The basics - Sciatica

A positive attitude and encouragement can help those with sciatica return to normal activity, says Dr Keith Barnard.

Prolapsed intervertebral disc is a common cause of sciatica (Photograph: SPL)

Sciatica is a common condition, but acquiring specific statistics about sciatica as opposed to back pain in general is difficult.

1. Sciatica or simple backache?
Sciatica needs to be differentiated from simple backache. The pain of simple backache originates in the lumbosacral region and may radiate to the buttocks and thighs but not below the knee, and varies with activity and time.

Sciatica is due to pressure on a nerve root, usually from a prolapsed intervertebral disc, and presents as unilateral leg pain that radiates below the knee to the foot or toes.

It may be accompanied by low back pain, but this is less severe than the leg pain. When taking the history, question the patient about whether the problem has occurred before, when it started, if anything triggered it, how sudden the onset was and the extent of radiation of the pain.

Ask about aggravating or relieving factors, and about the patient's occupation and sporting activities. The past medical history may indicate the possibility of prolonged steroid use or a previous malignancy that may metastasise to bone.

The diagnosis of sciatica is usually straightforward, with the symptoms and signs of nerve compression generally limited to one nerve root, and there may be numbness and paraesthesia in the same distribution. Straight-leg raising aggravates the leg pain and sometimes the nerve compression symptoms.

Exclude serious pathology by assessing for red flags (see box).

2. Differential diagnosis
Other conditions to consider when assessing sciatica include ankylosing spondylitis; piriformis syndrome (where the sciatic nerve is compressed or irritated by the piriformis muscle); spinal claudication (bilateral calf pain, paraesthesia, or numbness on walking) and nerve entrapment at the fibular head (peroneal palsy). Cauda equina syndrome occurs when these nerves are compressed.

An examination of the hips, knees, and trochanteric bursae will suggest or reveal most of the conditions with symptoms similar to sciatica.

There is no indication for routine imaging in acute presentations earlier than six weeks unless there are red flags, and then MRI is likely to be the most useful investigation.

3. Management
Sciatica is a physical problem, but psychological state affects how well patients cope with the pain. In most cases the pain settles within six to 12 weeks, but it may persist for months.

Patients should be advised that the situation is temporary, with encouragement to mobilise as soon as possible followed by a return to work. Bed rest should be brief.

Techniques such as using a small cushion between the knees when sleeping on the side, or pillows propping up the knees when lying on the back, may ease symptoms.

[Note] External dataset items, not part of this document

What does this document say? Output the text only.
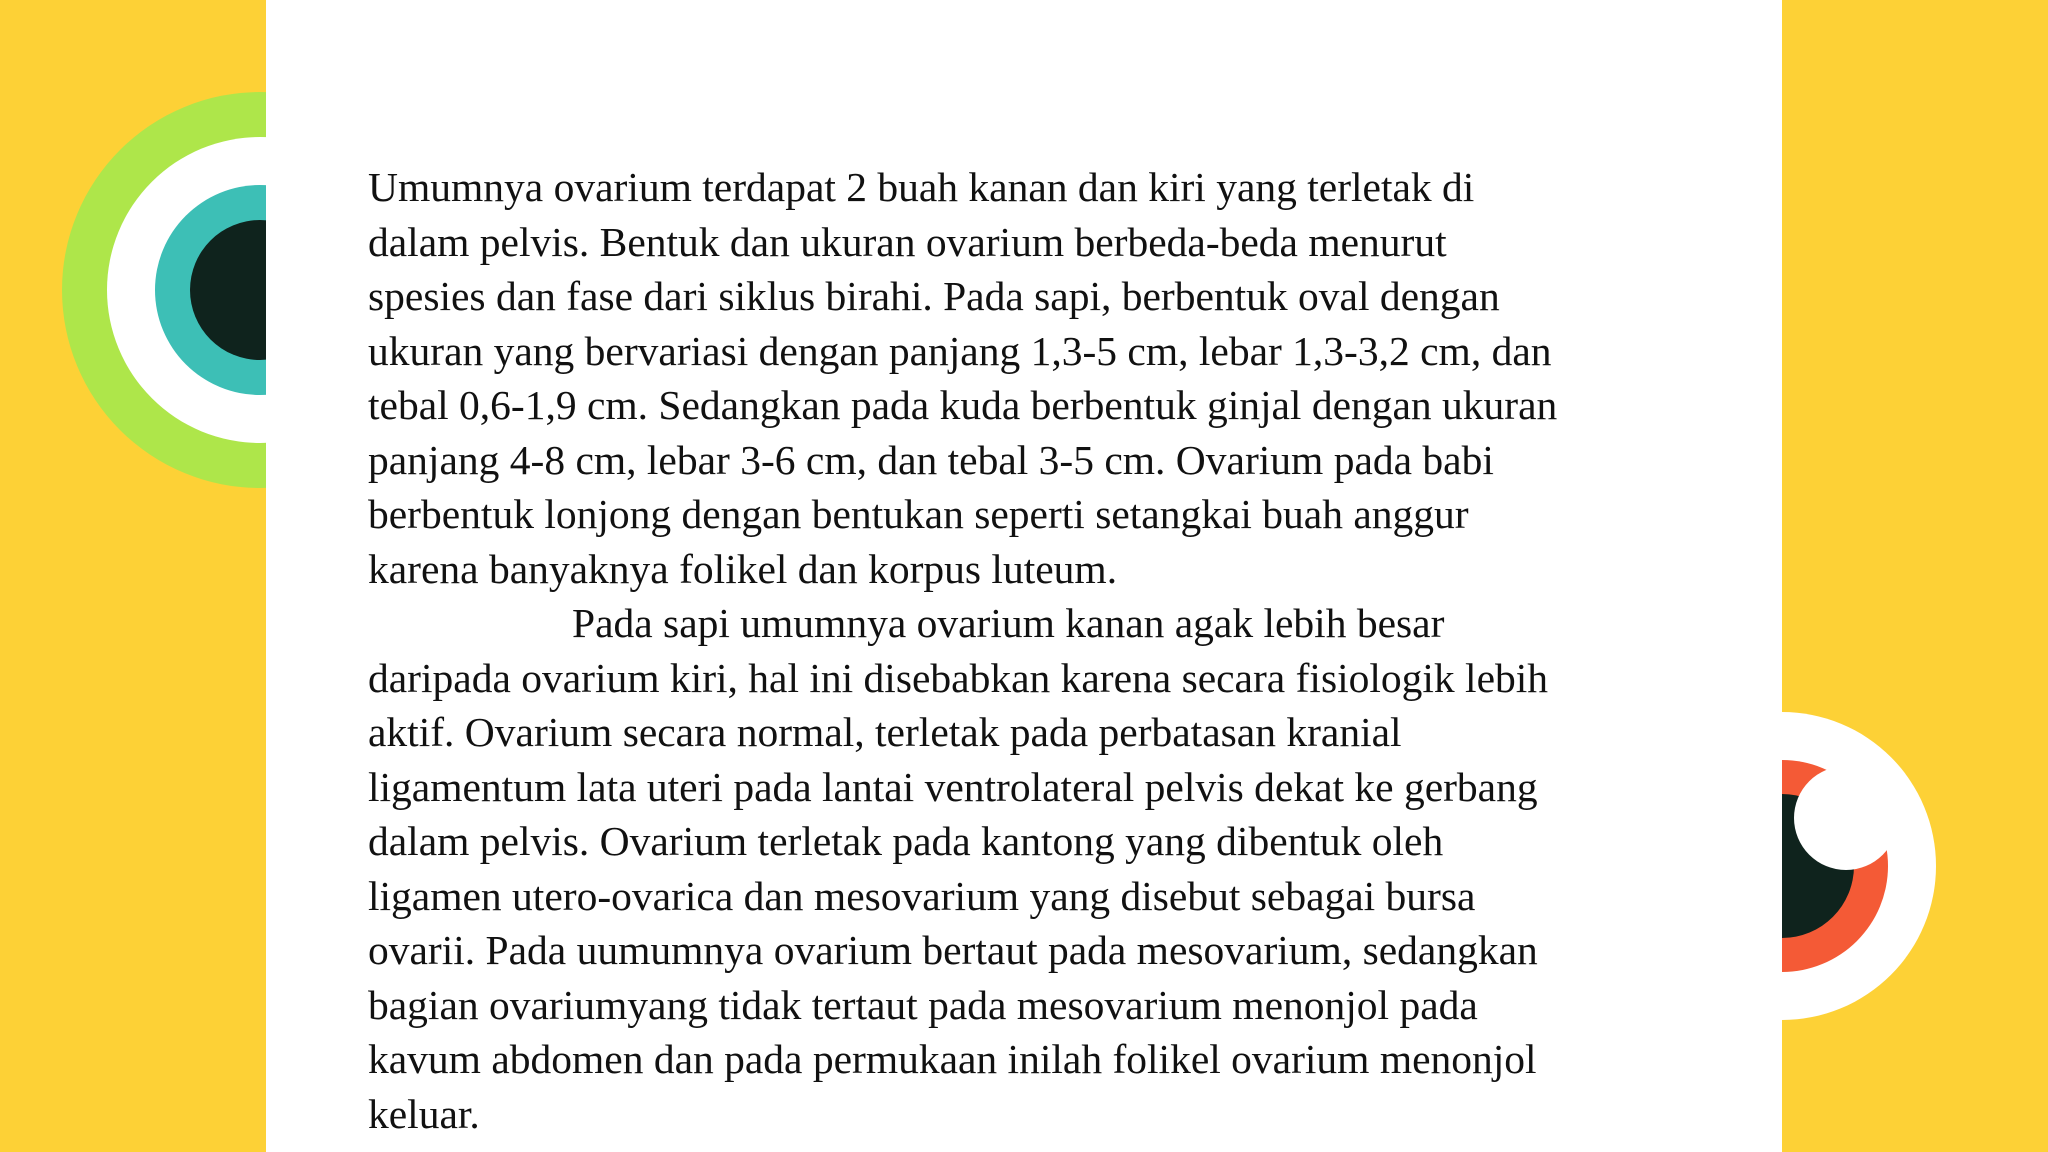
Umumnya ovarium terdapat 2 buah kanan dan kiri yang terletak di
dalam pelvis. Bentuk dan ukuran ovarium berbeda-beda menurut
spesies dan fase dari siklus birahi. Pada sapi, berbentuk oval dengan
ukuran yang bervariasi dengan panjang 1,3-5 cm, lebar 1,3-3,2 cm, dan
tebal 0,6-1,9 cm. Sedangkan pada kuda berbentuk ginjal dengan ukuran
panjang 4-8 cm, lebar 3-6 cm, dan tebal 3-5 cm. Ovarium pada babi
berbentuk lonjong dengan bentukan seperti setangkai buah anggur
karena banyaknya folikel dan korpus luteum.
Pada sapi umumnya ovarium kanan agak lebih besar
daripada ovarium kiri, hal ini disebabkan karena secara fisiologik lebih
aktif. Ovarium secara normal, terletak pada perbatasan kranial
ligamentum lata uteri pada lantai ventrolateral pelvis dekat ke gerbang
dalam pelvis. Ovarium terletak pada kantong yang dibentuk oleh
ligamen utero-ovarica dan mesovarium yang disebut sebagai bursa
ovarii. Pada uumumnya ovarium bertaut pada mesovarium, sedangkan
bagian ovariumyang tidak tertaut pada mesovarium menonjol pada
kavum abdomen dan pada permukaan inilah folikel ovarium menonjol
keluar.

It is not necessary to wait until the pain has completely gone before resuming usual activities and work, although activity should be graduated, and adjustments may need to be made at work until the patient is pain-free.

Only if the symptoms are persistent and severe should a specialist referral be made, and this should be urgent if the patient develops foot drop or bowel or bladder dysfunction, as this may need surgical intervention.

The patient should be encouraged to maintain a positive attitude, and analgesia prescribed to minimise pain and encourage activity. Paracetamol or an NSAID are first-line treatments, used alone or in combination.

A weak opioid, such as codeine, dihydrocodeine or tramadol, can be used if further pain relief is required.

In more persistent severe pain, a short course of a strong opioid, such as morphine, could be considered, but if this is ineffective or prolonged, referral should be made to a pain clinic.

Paraspinal muscle spasm can be a problem that may be eased by the use of hot packs or a short course of a benzodiazepine. A trial of amitriptyline or gabapentin may be worthwhile, and if progress is slow, consider physiotherapy.

Some physiotherapy departments run courses of graduated exercises to aid rehabilitation.

Red Flag Symptoms
Red flags from history
  • Recent violent trauma.
  • Age at onset less than 20 or over 50 years.
  • History of malignancy or immunosuppression.
  • Steroid use.
  • Fever, unexplained weight loss or recent bacterial infection.
  • Pain that is worse when supine, worse at night, with no relief from rest or change of position.
Red flags from examination
  • Structural deformity.
  • Severe or progressive neurological deficit in the lower extremities.
  • Perianal/perineal sensory loss, sphincter disturbance or saddle anaesthesia.
  • Significant motor weakness or gait disturbance.
  • Bladder dysfunction or lower limb weakness.